It's Pi Day. You know, 3.14 or π, an enigma in mathematical circles. A mathematical constant that has no end, seemingly thumbing its nose to definition. Pi gets a lot of fun attention around the world. In fact, last year a once-in-a-lifetime occurrence took place -- Pi Day of the century where the date and time approximated to 10 digits, drawing attention from both classroom teachers to the scientists at NASA. While this year may not be quite as exciting, here are a few fun facts about pi:
- Chao Lu holds the world record for remembering the value of pi up to 67,890 digits.
- Pi has been the star of TV and film, including "Star Trek," "The Net" and "Pi: Faith in Chaos."
- The value of pi has been determined to more than one trillion digits.
- Famous birthdays on pi day include Billy Crystal, Quincy Jones and Albert Einstein.

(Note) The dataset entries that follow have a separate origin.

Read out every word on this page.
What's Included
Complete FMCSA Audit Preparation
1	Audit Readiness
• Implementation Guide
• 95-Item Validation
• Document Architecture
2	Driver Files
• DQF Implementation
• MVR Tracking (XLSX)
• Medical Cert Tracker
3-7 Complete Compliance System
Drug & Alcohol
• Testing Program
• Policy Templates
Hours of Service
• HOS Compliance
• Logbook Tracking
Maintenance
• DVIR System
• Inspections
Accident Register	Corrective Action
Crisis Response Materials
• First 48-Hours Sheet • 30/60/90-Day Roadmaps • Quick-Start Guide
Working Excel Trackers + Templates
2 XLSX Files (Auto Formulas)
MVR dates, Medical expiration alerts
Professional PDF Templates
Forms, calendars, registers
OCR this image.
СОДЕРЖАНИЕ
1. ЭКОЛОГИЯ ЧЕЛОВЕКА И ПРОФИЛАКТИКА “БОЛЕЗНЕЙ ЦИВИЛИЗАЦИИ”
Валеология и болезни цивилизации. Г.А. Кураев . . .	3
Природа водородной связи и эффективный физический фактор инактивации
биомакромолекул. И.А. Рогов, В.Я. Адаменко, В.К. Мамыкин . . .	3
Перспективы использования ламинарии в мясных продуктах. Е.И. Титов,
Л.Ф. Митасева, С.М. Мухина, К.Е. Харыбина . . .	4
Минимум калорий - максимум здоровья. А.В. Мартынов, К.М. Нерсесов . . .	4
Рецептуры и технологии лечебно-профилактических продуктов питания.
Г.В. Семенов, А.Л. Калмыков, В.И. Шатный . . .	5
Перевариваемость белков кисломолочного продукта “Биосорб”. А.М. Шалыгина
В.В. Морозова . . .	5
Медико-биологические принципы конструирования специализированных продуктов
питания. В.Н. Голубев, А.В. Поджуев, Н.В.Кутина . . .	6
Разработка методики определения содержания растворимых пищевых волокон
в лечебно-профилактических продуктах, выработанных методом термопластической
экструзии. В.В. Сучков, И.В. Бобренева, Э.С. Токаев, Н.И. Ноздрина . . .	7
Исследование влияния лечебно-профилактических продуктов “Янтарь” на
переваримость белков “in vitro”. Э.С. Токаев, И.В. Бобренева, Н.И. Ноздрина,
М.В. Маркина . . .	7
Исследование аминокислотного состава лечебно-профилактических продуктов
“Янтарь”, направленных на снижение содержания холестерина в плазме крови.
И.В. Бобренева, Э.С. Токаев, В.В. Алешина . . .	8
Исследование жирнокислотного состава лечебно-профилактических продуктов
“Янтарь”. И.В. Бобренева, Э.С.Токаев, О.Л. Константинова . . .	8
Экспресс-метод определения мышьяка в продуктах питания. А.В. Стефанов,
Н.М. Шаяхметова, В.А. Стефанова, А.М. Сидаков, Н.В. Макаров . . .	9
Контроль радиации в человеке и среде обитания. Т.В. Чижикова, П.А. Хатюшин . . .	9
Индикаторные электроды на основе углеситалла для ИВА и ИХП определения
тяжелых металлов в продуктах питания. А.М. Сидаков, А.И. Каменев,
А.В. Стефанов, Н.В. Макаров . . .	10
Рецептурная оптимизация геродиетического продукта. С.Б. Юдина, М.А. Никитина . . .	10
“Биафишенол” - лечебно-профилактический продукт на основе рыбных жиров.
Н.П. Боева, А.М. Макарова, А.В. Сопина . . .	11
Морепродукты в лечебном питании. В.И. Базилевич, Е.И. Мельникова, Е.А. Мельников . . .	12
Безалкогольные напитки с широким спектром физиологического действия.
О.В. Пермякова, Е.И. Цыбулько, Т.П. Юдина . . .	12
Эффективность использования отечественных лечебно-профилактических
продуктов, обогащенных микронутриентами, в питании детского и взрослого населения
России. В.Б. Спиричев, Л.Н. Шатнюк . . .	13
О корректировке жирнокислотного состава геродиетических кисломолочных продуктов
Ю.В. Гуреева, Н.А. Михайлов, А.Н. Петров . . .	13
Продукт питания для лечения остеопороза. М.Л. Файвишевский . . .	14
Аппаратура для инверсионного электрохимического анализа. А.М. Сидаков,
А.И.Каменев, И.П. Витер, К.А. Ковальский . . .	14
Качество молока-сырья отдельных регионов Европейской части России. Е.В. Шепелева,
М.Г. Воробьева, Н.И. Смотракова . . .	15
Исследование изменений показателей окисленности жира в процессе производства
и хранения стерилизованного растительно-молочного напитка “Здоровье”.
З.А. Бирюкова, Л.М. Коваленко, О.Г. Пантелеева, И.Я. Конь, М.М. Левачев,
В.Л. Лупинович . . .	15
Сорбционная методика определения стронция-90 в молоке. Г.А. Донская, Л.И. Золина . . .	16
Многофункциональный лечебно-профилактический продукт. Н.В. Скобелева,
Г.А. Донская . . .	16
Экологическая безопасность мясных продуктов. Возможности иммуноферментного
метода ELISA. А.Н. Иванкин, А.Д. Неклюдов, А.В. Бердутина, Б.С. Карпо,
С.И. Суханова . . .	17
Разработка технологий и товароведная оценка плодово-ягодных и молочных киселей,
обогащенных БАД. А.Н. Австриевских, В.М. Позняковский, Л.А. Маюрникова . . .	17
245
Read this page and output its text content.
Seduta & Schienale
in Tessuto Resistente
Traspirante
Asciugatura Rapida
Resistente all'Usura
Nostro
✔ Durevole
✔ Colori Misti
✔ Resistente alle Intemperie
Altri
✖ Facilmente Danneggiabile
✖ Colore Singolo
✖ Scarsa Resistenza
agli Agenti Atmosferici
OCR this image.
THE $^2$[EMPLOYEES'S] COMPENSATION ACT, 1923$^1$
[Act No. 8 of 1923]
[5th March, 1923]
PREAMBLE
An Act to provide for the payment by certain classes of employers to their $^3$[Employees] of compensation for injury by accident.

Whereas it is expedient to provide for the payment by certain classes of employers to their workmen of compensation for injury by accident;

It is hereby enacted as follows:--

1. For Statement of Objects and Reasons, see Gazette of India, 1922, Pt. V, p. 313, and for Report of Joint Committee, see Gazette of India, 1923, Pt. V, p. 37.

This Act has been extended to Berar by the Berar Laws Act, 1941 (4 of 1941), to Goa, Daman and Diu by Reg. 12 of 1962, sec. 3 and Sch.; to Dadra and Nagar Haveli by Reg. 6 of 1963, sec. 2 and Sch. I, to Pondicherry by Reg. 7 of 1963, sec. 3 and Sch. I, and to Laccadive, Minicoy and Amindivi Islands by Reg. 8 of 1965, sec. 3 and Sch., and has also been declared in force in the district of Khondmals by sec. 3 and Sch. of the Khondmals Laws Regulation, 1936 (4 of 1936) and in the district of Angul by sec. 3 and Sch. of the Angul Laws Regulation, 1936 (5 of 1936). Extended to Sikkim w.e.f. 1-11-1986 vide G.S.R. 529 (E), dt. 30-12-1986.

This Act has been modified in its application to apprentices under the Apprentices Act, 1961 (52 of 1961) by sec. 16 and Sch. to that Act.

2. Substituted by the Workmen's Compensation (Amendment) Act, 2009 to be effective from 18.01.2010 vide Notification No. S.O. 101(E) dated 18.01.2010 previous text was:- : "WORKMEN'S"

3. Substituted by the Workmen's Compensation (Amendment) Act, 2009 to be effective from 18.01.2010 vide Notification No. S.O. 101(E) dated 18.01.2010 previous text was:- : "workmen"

- Archimedes (287-212 B.C.) was so furiously calculating pi that he missed the Roman soldiers taking over the Greek city of Syracuse. When the soldiers approached him, he yelled, "Do not touch my circles!" The Roman soldier cut off his head and went on his business.
But mostly pi is significant because of its connection to cycles and all things circular. Consider that the average sinuosity of a river -- the distance of its bends and turns divided from its source to the ocean, is 3.14. Pi is used for TV and radio to optimize signals sent to one's home. Egyptians used pi to construct the pyramids. Pi is used by structural engineers who need to design buildings able to withstand earthquakes. Pi is also involved in the creation of a rainbow. Even the distance one hits a golf ball can be analyzed with pi, as the shoulder turn creates a circular pattern that, when scrutinized, can help the golfer improve distance and score!
So, welcome Pi Day! Your history and impact on our world is honored today. For me, I'll take a slice of berry pie -- to go.